Em declarações à agência Lusa, o vice-presidente da Associação dos Professores de Português, Luís Filipe Redes, disse não ser precisa “uma análise muito profunda para compreender os preconceitos raciais presentes em Os Maias e em outros textos de Eça”. Mas a análise que tem de ser feita (e é bom que seja feita) deve pautar-se pela seriedade e pelo rigor, evitando incorrer em dogmatismos ideológicos e apriorísticos estereotipados, pelo conhecimento efectivo da obra, dos modos de funcionamento e das estratégias discursivas do texto narrativo, bem como do contexto histórico e cultural que coube ao cidadão e autor viver e não pode ser rasurado. A história não pode ser apagada sem comprometer o futuro que queremos construir.

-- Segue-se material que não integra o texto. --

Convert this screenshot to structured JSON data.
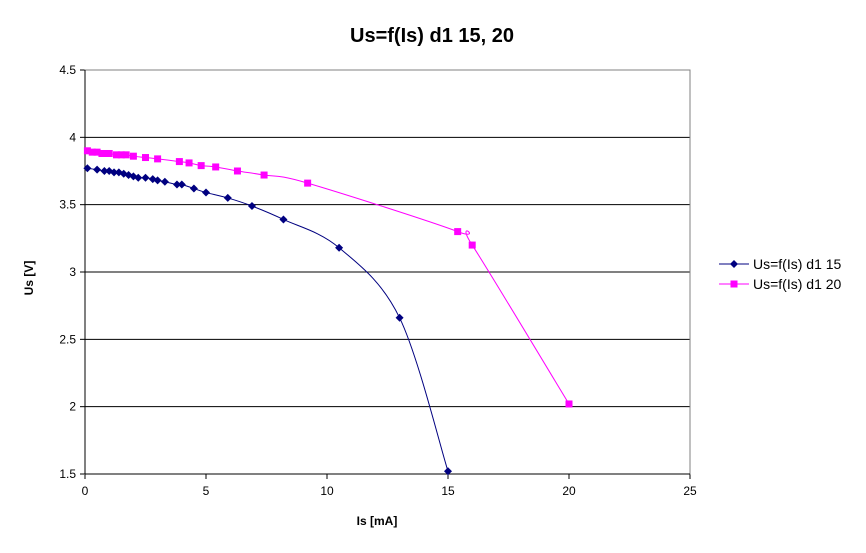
{
  "chart_data": {
    "type": "scatter",
    "title": "Us=f(Is) d1 15, 20",
    "xlabel": "Is [mA]",
    "ylabel": "Us [V]",
    "xlim": [
      0,
      25
    ],
    "ylim": [
      1.5,
      4.5
    ],
    "xticks": [
      "0",
      "5",
      "10",
      "15",
      "20",
      "25"
    ],
    "yticks": [
      "1.5",
      "2",
      "2.5",
      "3",
      "3.5",
      "4",
      "4.5"
    ],
    "grid": "horizontal major gridlines",
    "legend_position": "right",
    "series": [
      {
        "name": "Us=f(Is) d1 15",
        "color": "#000080",
        "marker": "diamond",
        "x": [
          0.1,
          0.5,
          0.8,
          1.0,
          1.2,
          1.4,
          1.6,
          1.8,
          2.0,
          2.2,
          2.5,
          2.8,
          3.0,
          3.3,
          3.8,
          4.0,
          4.5,
          5.0,
          5.9,
          6.9,
          8.2,
          10.5,
          13.0,
          15.0
        ],
        "y": [
          3.77,
          3.76,
          3.75,
          3.75,
          3.74,
          3.74,
          3.73,
          3.72,
          3.71,
          3.7,
          3.7,
          3.69,
          3.68,
          3.67,
          3.65,
          3.65,
          3.62,
          3.59,
          3.55,
          3.49,
          3.39,
          3.18,
          2.66,
          1.52
        ]
      },
      {
        "name": "Us=f(Is) d1 20",
        "color": "#ff00ff",
        "marker": "square",
        "x": [
          0.1,
          0.3,
          0.5,
          0.7,
          0.9,
          1.0,
          1.3,
          1.5,
          1.7,
          2.0,
          2.5,
          3.0,
          3.9,
          4.3,
          4.8,
          5.4,
          6.3,
          7.4,
          9.2,
          15.4,
          16.0,
          20.0
        ],
        "y": [
          3.9,
          3.89,
          3.89,
          3.88,
          3.88,
          3.88,
          3.87,
          3.87,
          3.87,
          3.86,
          3.85,
          3.84,
          3.82,
          3.81,
          3.79,
          3.78,
          3.75,
          3.72,
          3.66,
          3.3,
          3.2,
          2.02
        ]
      }
    ]
  }
}
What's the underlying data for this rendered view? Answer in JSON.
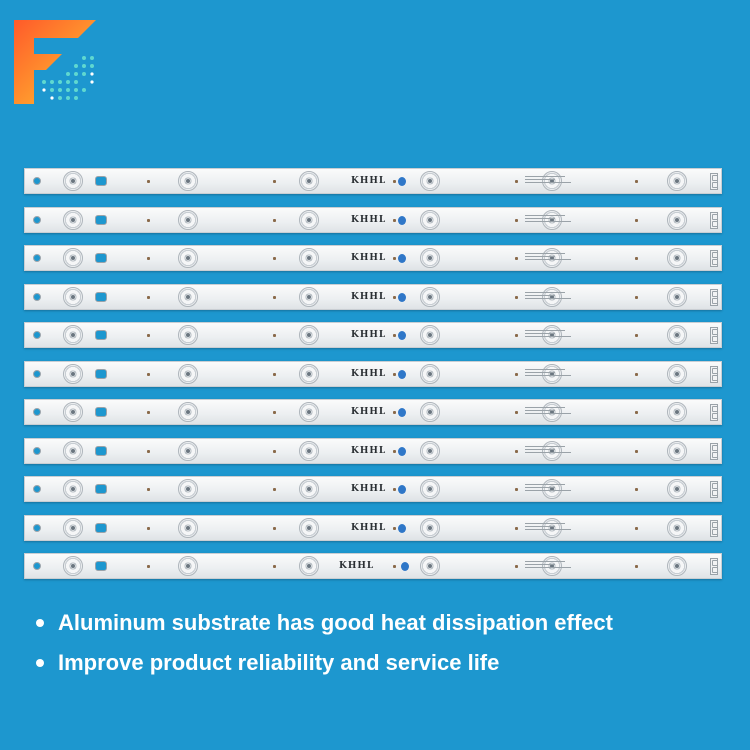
{
  "logo": {
    "icon": "f-letter-logo",
    "colors": [
      "#ff4d3a",
      "#ffb02e",
      "#4fd4c8",
      "#2a7bd8"
    ]
  },
  "strips": {
    "count": 11,
    "marking": "KHHL",
    "last_marking": "KHHL",
    "leds_per_strip": 6
  },
  "bullets": [
    "Aluminum substrate has good heat dissipation effect",
    "Improve product reliability and service life"
  ],
  "colors": {
    "background": "#1d97cf",
    "strip": "#eef0f2",
    "text": "#ffffff"
  }
}
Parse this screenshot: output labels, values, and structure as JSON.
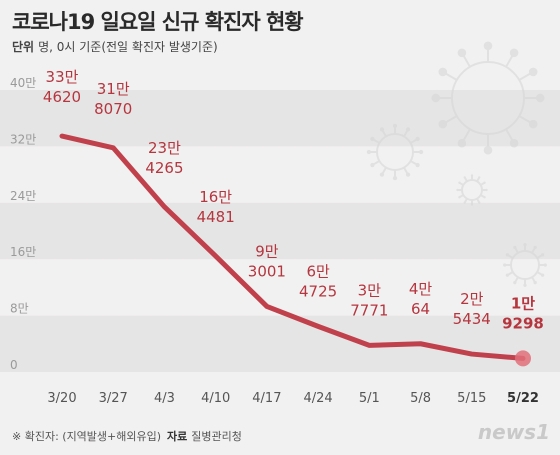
{
  "title": "코로나19 일요일 신규 확진자 현황",
  "unit_label": "단위",
  "unit_text": "명, 0시 기준(전일 확진자 발생기준)",
  "footnote": "※ 확진자: (지역발생+해외유입)",
  "source_label": "자료",
  "source": "질병관리청",
  "logo": "news1",
  "colors": {
    "line": "#c0414b",
    "label": "#b5363f",
    "highlight_dot": "#e0707a",
    "axis_text": "#9a9a9a",
    "band": "#e6e5e5"
  },
  "chart_data": {
    "type": "line",
    "title": "코로나19 일요일 신규 확진자 현황",
    "x": [
      "3/20",
      "3/27",
      "4/3",
      "4/10",
      "4/17",
      "4/24",
      "5/1",
      "5/8",
      "5/15",
      "5/22"
    ],
    "values": [
      334620,
      318070,
      234265,
      164481,
      93001,
      64725,
      37771,
      40064,
      25434,
      19298
    ],
    "value_labels": [
      [
        "33만",
        "4620"
      ],
      [
        "31만",
        "8070"
      ],
      [
        "23만",
        "4265"
      ],
      [
        "16만",
        "4481"
      ],
      [
        "9만",
        "3001"
      ],
      [
        "6만",
        "4725"
      ],
      [
        "3만",
        "7771"
      ],
      [
        "4만",
        "64"
      ],
      [
        "2만",
        "5434"
      ],
      [
        "1만",
        "9298"
      ]
    ],
    "y_ticks": [
      "40만",
      "32만",
      "24만",
      "16만",
      "8만",
      "0"
    ],
    "y_tick_values": [
      400000,
      320000,
      240000,
      160000,
      80000,
      0
    ],
    "ylim": [
      0,
      400000
    ],
    "highlight_last": true
  }
}
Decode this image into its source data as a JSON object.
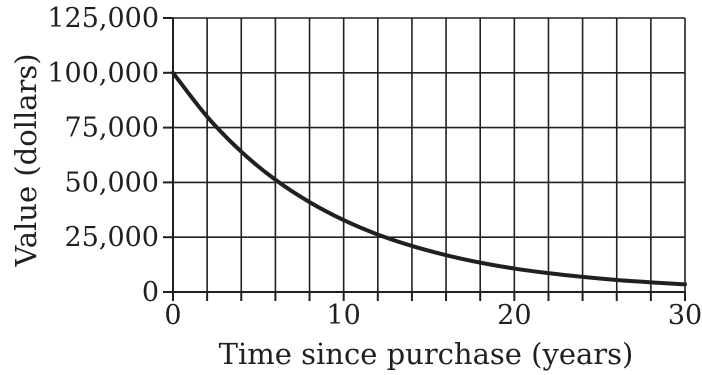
{
  "chart_data": {
    "type": "line",
    "title": "",
    "xlabel": "Time since purchase (years)",
    "ylabel": "Value (dollars)",
    "xlim": [
      0,
      30
    ],
    "ylim": [
      0,
      125000
    ],
    "x_ticks": [
      0,
      10,
      20,
      30
    ],
    "x_tick_labels": [
      "0",
      "10",
      "20",
      "30"
    ],
    "x_grid_step": 2,
    "y_ticks": [
      0,
      25000,
      50000,
      75000,
      100000,
      125000
    ],
    "y_tick_labels": [
      "0",
      "25,000",
      "50,000",
      "75,000",
      "100,000",
      "125,000"
    ],
    "grid": true,
    "series": [
      {
        "x": [
          0,
          2,
          4,
          6,
          8,
          10,
          12,
          14,
          16,
          18,
          20,
          22,
          24,
          26,
          28,
          30
        ],
        "values": [
          100000,
          80000,
          64000,
          51200,
          41000,
          32800,
          26200,
          21000,
          16800,
          13400,
          10700,
          8600,
          6900,
          5500,
          4400,
          3500
        ],
        "color": "#231f20"
      }
    ]
  }
}
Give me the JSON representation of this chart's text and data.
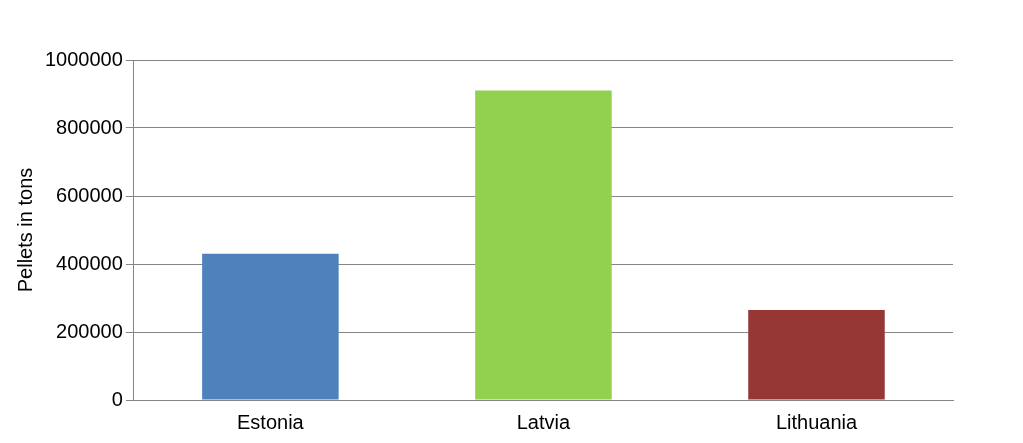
{
  "chart_data": {
    "type": "bar",
    "ylabel": "Pellets in tons",
    "categories": [
      "Estonia",
      "Latvia",
      "Lithuania"
    ],
    "values": [
      430000,
      910000,
      265000
    ],
    "colors": [
      "#4f81bd",
      "#92d050",
      "#953735"
    ],
    "ylim": [
      0,
      1000000
    ],
    "yticks": [
      0,
      200000,
      400000,
      600000,
      800000,
      1000000
    ],
    "grid": "y",
    "legend": false
  }
}
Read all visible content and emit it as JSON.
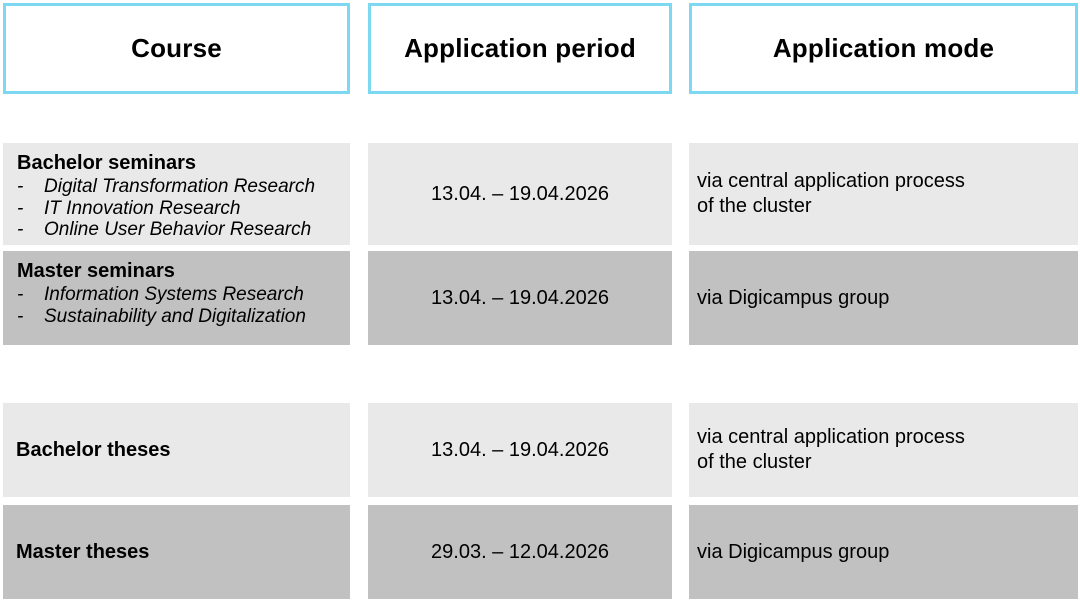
{
  "colors": {
    "header_border": "#7cd9f1",
    "row_light": "#e9e9e9",
    "row_dark": "#c1c1c1",
    "text": "#000000",
    "background": "#ffffff"
  },
  "list_marker": "-",
  "header": {
    "course": "Course",
    "period": "Application period",
    "mode": "Application mode"
  },
  "rows": [
    {
      "title": "Bachelor seminars",
      "items": [
        "Digital Transformation Research",
        "IT Innovation Research",
        "Online User Behavior Research"
      ],
      "period": "13.04. – 19.04.2026",
      "mode_lines": [
        "via central application process",
        "of the cluster"
      ],
      "shade": "light"
    },
    {
      "title": "Master seminars",
      "items": [
        "Information Systems Research",
        "Sustainability and Digitalization"
      ],
      "period": "13.04. – 19.04.2026",
      "mode_lines": [
        "via Digicampus group"
      ],
      "shade": "dark"
    },
    {
      "title": "Bachelor theses",
      "items": [],
      "period": "13.04. – 19.04.2026",
      "mode_lines": [
        "via central application process",
        "of the cluster"
      ],
      "shade": "light"
    },
    {
      "title": "Master theses",
      "items": [],
      "period": "29.03. – 12.04.2026",
      "mode_lines": [
        "via Digicampus group"
      ],
      "shade": "dark"
    }
  ]
}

A investigadora afirma ser necessário ler o autor com “lentes actuais” e isso é não apenas positivo como também o resumo de tudo o que muitos têm tentado fazer nos últimos anos. A Cidade e as Serras é um bom exemplo de revisão crítica a que têm sido sujeitos muitos dos textos de Eça. Todavia, é igualmente preciso que as “lentes actuais” não desfoquem o que foi o contexto da época. Que tenham suficiente amplitude e distância para permitir ver, para lá do cego deslumbramento de quem julga olhar pela primeira vez o mundo acabado de criar, um outro tempo, outras vozes, outros modos de pensar, outras concepções da história e do romance, com a humildade sábia de quem, hoje como ontem, não será nunca detentor da verdade. Também aqui o distanciamento pode ser aconselhável.

4. Um comentário final para o modo como os media dão palco a tudo o que seja um tema fracturante ou de moda. Nada contra, até porque considero a discussão importante e legítima. A não ser quando trabalhos de mérito reconhecido no campo dos estudos queirosianos, construídos ao longo de uma vida de trabalho, como os dos professores Carlos Reis ou Isabel Pires de Lima, mas também de Orlando Grossegesse ou Irene Fialho, entre muitos outros em várias partes do mundo, ficam no limbo, raramente merecendo uma linha de atenção. Veja-se a última lição de Carlos Reis. É este silêncio que me parece lamentável.